Is this just a giveaway to the patent owners?
"...help me market it."
I'm a little skeptic about this idea. The specific skills and knowledge needed to actually understand some concepts and furthermore, the creativity for using that understanding, is not a characteristic in most crowds.
Somebody may finally find a use for my peanut-butter-powered horse launcher!
Table-ized A.I.
Wisdom is the last thing I think of when I think of crowds.
How did they file a patent for an invention if they don't know what they're inventing?
What problems does it solve? Anything? (sound of crickets).
... are there any protections for the "crowd" in case one of the scientists loses their marbles?
*rimshot*
Which would you rather see: patents being licensed to the benefit of the licensor and licensee, or unlicensed patents falling into the hands of patent trolls to be used for litigation at a later date?
What makes you think that the patents in question won't fall into the hands of patent trolls at a later date?
Take this scenario for example -
I have 3 patents under my name, and I am earning some royalties out of the patents that I owned.
I feel that my patents can do more but unfortunately I can't think of anything else right now.
So ... I tout my patents on Marblar and I, the patent holders, got free suggestions from visitors to the site.
I shift through all those suggestions and found some gems. I immediately start to license my patents to cover the new fields that I hadn't thought of.

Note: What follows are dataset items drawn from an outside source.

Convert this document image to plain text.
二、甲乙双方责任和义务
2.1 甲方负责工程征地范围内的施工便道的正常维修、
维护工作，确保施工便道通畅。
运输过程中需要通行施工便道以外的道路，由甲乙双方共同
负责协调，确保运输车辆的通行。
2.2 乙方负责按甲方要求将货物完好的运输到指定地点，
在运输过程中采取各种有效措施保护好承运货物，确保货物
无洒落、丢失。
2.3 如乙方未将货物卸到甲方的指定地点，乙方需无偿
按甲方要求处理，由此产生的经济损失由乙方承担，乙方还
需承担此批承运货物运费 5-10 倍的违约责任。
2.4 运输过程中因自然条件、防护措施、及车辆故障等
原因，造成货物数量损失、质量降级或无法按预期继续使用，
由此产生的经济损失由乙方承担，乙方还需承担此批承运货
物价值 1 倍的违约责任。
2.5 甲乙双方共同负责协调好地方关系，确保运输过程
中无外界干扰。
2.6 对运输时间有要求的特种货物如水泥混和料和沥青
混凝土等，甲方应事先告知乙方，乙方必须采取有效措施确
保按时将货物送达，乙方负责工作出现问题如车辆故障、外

Who's winning? Me, the patent holder.
I'm making more money.
Who's losing? The world - now that someone out there has to pay more to do stuffs that was used to do without having to pay anybody.
And that's not all ...
Because my patents are worth MORE with the new applications, some patent troll offers to pay me a lot more for my 3 patents.

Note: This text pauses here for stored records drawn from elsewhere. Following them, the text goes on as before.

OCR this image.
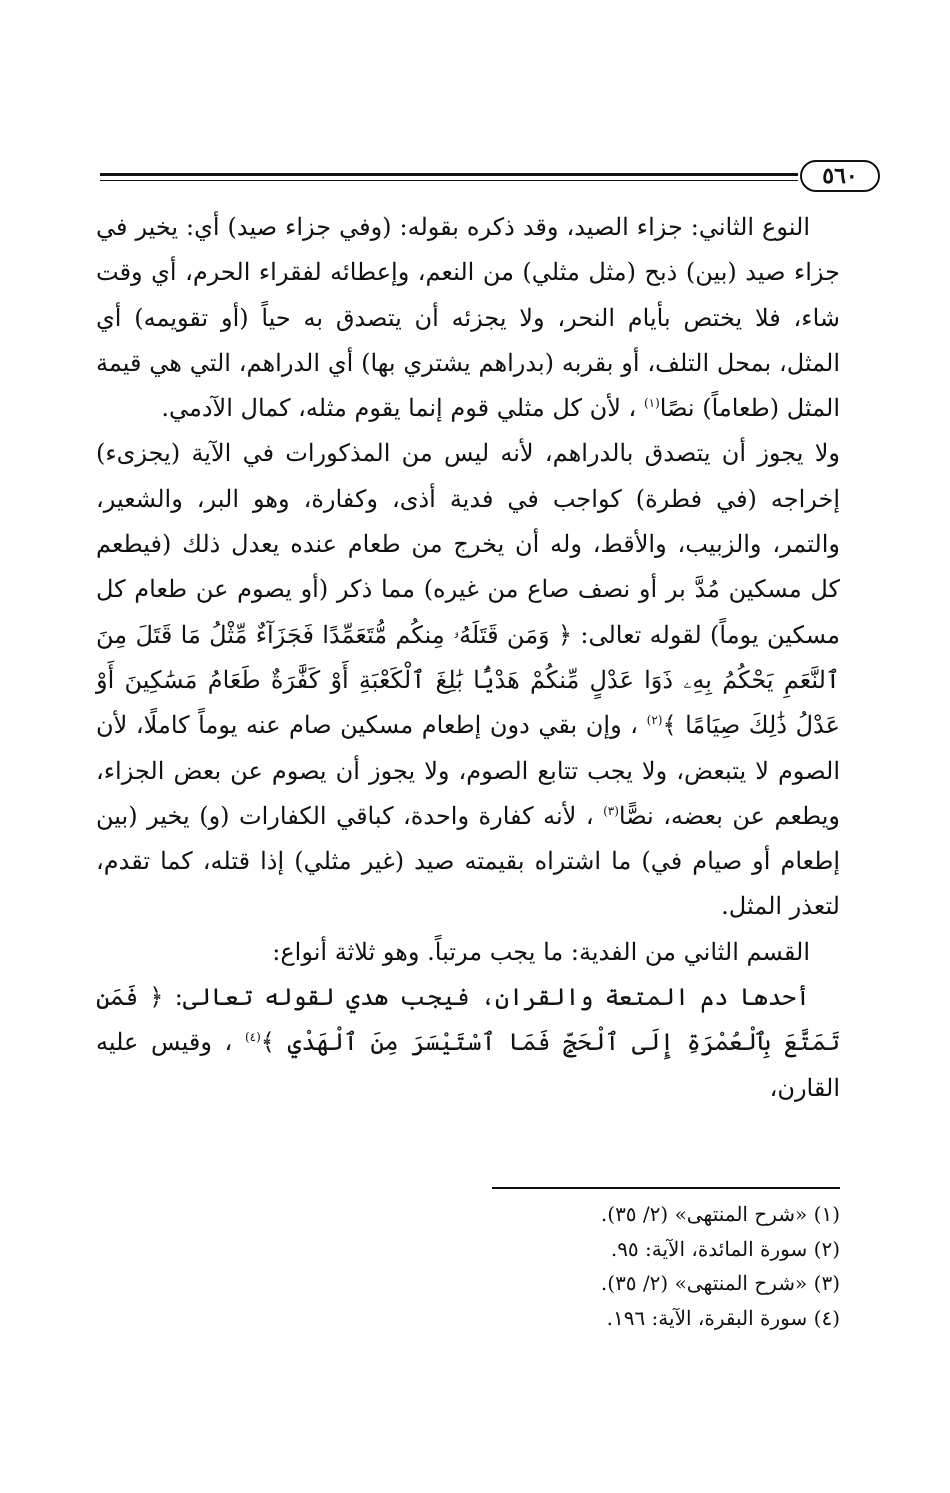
٥٦٠

النوع الثاني: جزاء الصيد، وقد ذكره بقوله: (وفي جزاء صيد) أي: يخير في جزاء صيد (بين) ذبح (مثل مثلي) من النعم، وإعطائه لفقراء الحرم، أي وقت شاء، فلا يختص بأيام النحر، ولا يجزئه أن يتصدق به حياً (أو تقويمه) أي المثل، بمحل التلف، أو بقربه (بدراهم يشتري بها) أي الدراهم، التي هي قيمة المثل (طعاماً) نصًا$^{(١)}$ ، لأن كل مثلي قوم إنما يقوم مثله، كمال الآدمي.

ولا يجوز أن يتصدق بالدراهم، لأنه ليس من المذكورات في الآية (يجزىء) إخراجه (في فطرة) كواجب في فدية أذى، وكفارة، وهو البر، والشعير، والتمر، والزبيب، والأقط، وله أن يخرج من طعام عنده يعدل ذلك (فيطعم كل مسكين مُدَّ بر أو نصف صاع من غيره) مما ذكر (أو يصوم عن طعام كل مسكين يوماً) لقوله تعالى: ﴿ وَمَن قَتَلَهُۥ مِنكُم مُّتَعَمِّدًا فَجَزَآءٌ مِّثْلُ مَا قَتَلَ مِنَ ٱلنَّعَمِ يَحْكُمُ بِهِۦ ذَوَا عَدْلٍ مِّنكُمْ هَدْيًۢا بَٰلِغَ ٱلْكَعْبَةِ أَوْ كَفَّٰرَةٌ طَعَامُ مَسَٰكِينَ أَوْ عَدْلُ ذَٰلِكَ صِيَامًا ﴾$^{(٢)}$ ، وإن بقي دون إطعام مسكين صام عنه يوماً كاملًا، لأن الصوم لا يتبعض، ولا يجب تتابع الصوم، ولا يجوز أن يصوم عن بعض الجزاء، ويطعم عن بعضه، نصًّا$^{(٣)}$ ، لأنه كفارة واحدة، كباقي الكفارات (و) يخير (بين إطعام أو صيام في) ما اشتراه بقيمته صيد (غير مثلي) إذا قتله، كما تقدم، لتعذر المثل.

القسم الثاني من الفدية: ما يجب مرتباً. وهو ثلاثة أنواع:

أحدها دم المتعة والقران، فيجب هدي لقوله تعالى: ﴿ فَمَن تَمَتَّعَ بِٱلْعُمْرَةِ إِلَى ٱلْحَجِّ فَمَا ٱسْتَيْسَرَ مِنَ ٱلْهَدْيِ ﴾$^{(٤)}$ ، وقيس عليه القارن،

(١) «شرح المنتهى» (٢/ ٣٥).

(٢) سورة المائدة، الآية: ٩٥.

(٣) «شرح المنتهى» (٢/ ٣٥).

(٤) سورة البقرة، الآية: ١٩٦.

I took the $$ and they got my patents, and they immediately file lawsuits against any Tom, Dick and Harry that they can locate.
The existence of Marblar isn't going to help protect patents from patent trolls. It may have an adverse effect - by making patents worth more, and thus, more inventors might start considering selling their patents to the patent trolls.
Muchas Gracias, Señor Edward Snowden !
Marblar sounds like a great marblar. I was just talking to Marblar the other marblar, who has always wanted a marblar for his marblar.
systemd is Roko's Basilisk.
unpaid science, we bring you are our latest creation: unpaid applied science
to harvest our marbles as a raw material to produce marblar. Surely, marblar is some evil compound made up of everyones unpaid marbles..
Reminds me of the brain-sucking bug from Starship Troopers
Does this mean I can patent my problems to charge these scientists a licensing fee for their solutions?